HDFS performance for small files HDFS performance for small files hadoop hadoop

HDFS performance for small files


HDFS is really not designed for many small files.

For each new file you read, the client has to talk to the namenode, which gives it the location(s) of the block(s) of the file, and then the client streams the data from the datanode.

Now, in the best case, the client does this once, and then finds that it is the machine with the data on it, and can read it directly from disk. This will be fast: comparable to direct disk reads.

If it's not the machine that has the data on it, then it must stream the data over the network. Then you are bound by network I/O speeds, which shouldn't be terrible, but still a bit slower than direct disk read.

However, you're getting an even worse case- where the overhead of talking to the namenode becomes significant. With only 1KB files, you are getting to the point where you're exchanging just as much metadata as actual data. The client has to make two separate network exchanges to get the data from each file. Add to this that the namenode is probably getting hammered by all of these different threads and so it might become a bottleneck.

So to answer your question, yes, if you use HDFS for something it's not designed to be used for, it's going to be slow. Merge your small files, and use MapReduce to get data locality, and you'll have much better performance. In fact, because you'll be able to take better advantage of sequential disk reads, I wouldn't be surprised if reading from one big HDFS file was even faster than reading many small local files.
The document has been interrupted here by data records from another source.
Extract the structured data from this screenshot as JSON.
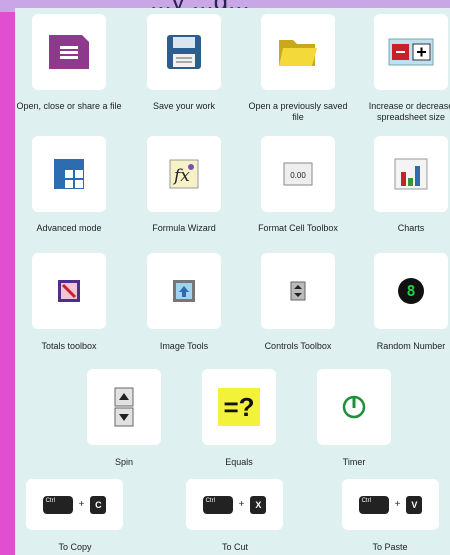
{
  "header": {
    "title_fragment": "...y ...g..."
  },
  "tiles": [
    {
      "label": "Open, close or share a file",
      "icon": "notebook-icon"
    },
    {
      "label": "Save your work",
      "icon": "save-floppy-icon"
    },
    {
      "label": "Open a previously saved file",
      "icon": "folder-open-icon"
    },
    {
      "label": "Increase or decrease spreadsheet size",
      "icon": "resize-grid-icon"
    },
    {
      "label": "Advanced mode",
      "icon": "advanced-grid-icon"
    },
    {
      "label": "Formula Wizard",
      "icon": "formula-wizard-icon"
    },
    {
      "label": "Format Cell Toolbox",
      "icon": "format-cell-icon"
    },
    {
      "label": "Charts",
      "icon": "bar-chart-icon"
    },
    {
      "label": "Totals toolbox",
      "icon": "totals-icon"
    },
    {
      "label": "Image Tools",
      "icon": "image-tools-icon"
    },
    {
      "label": "Controls Toolbox",
      "icon": "controls-spinner-icon"
    },
    {
      "label": "Random Number",
      "icon": "random-number-icon"
    },
    {
      "label": "Spin",
      "icon": "spin-icon"
    },
    {
      "label": "Equals",
      "icon": "equals-icon",
      "glyph": "=?"
    },
    {
      "label": "Timer",
      "icon": "timer-icon"
    }
  ],
  "shortcuts": [
    {
      "label": "To Copy",
      "modifier": "Ctrl",
      "plus": "+",
      "key": "C"
    },
    {
      "label": "To Cut",
      "modifier": "Ctrl",
      "plus": "+",
      "key": "X"
    },
    {
      "label": "To Paste",
      "modifier": "Ctrl",
      "plus": "+",
      "key": "V"
    }
  ],
  "colors": {
    "frame": "#e14fd0",
    "panel": "#dff0f0",
    "tile": "#ffffff",
    "notebook": "#8e3a8c",
    "equals_bg": "#f2f23a"
  },
  "misc": {
    "format_cell_value": "0.00",
    "random_number_digit": "8"
  }
}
just to add to whatever Joe has said, another difference between HDFS and other filesystems is that it keeps disk i/o as less as possible by storing data in larger blocks (normally 64M or 128M) as compared to traditional FS where FS block size is in the order of KBs. for that reason they always say that HDFS is good at processing few large files rather than large no of small files. the reason behind this is the fact that, although there have been significant advancements in components like cpu, ram etc in recent times, the disk i/o is an area where we are still not that much advance. this was the intention behind having so huge blocks(unlike traditional FS) and keep the usage of disk as less as possible.

moreover if the block size is too small, we will have a greater no of blocks. which means more metadata. this may again degrade the performance, as more amount of information needs to loaded into the memory. for each block, which is considered an object in HDFS has about 200B of metadata associated with it. if you have many small blocks, it'll just increase the metadata and you might end up with RAM issues.

There is very good post on Cloudera's blog section which talks about the same issue. You can visit that here.


Lets try to understand our limits and see when we hit them
a) We need namenode to give us information where files are sitting. I can assume that this number is around thousands per second. More information is here https://issues.apache.org/jira/browse/HADOOP-2149Assuming this number to be 10000K we should be able to get information about 10 MB second for 1K files. (somehow you get more...). may
b) Overhead of HDFS. This overhead is mostly on latency not in throughput. HDFS can be tuned to serve a lot of files in parralel. HBase is doing it and we can take settings from HBase tuning guides. The question here is actually how much Datanodes you need
c) Your LAN. You move data from the network so you might hit 1GB ethernet throughput limit. (i think it what you got.

I also have to agree with Joe - that HDFS is not built for the scenario and you should use other technology (like HBase, if you like Hadoop stack) or compress files together - for example into sequence files.

Regarding reading bigger files from HDFS - run DFSIO benchmark and it will be your number.
In the same time - SSD on single host perfectly can be a solution also.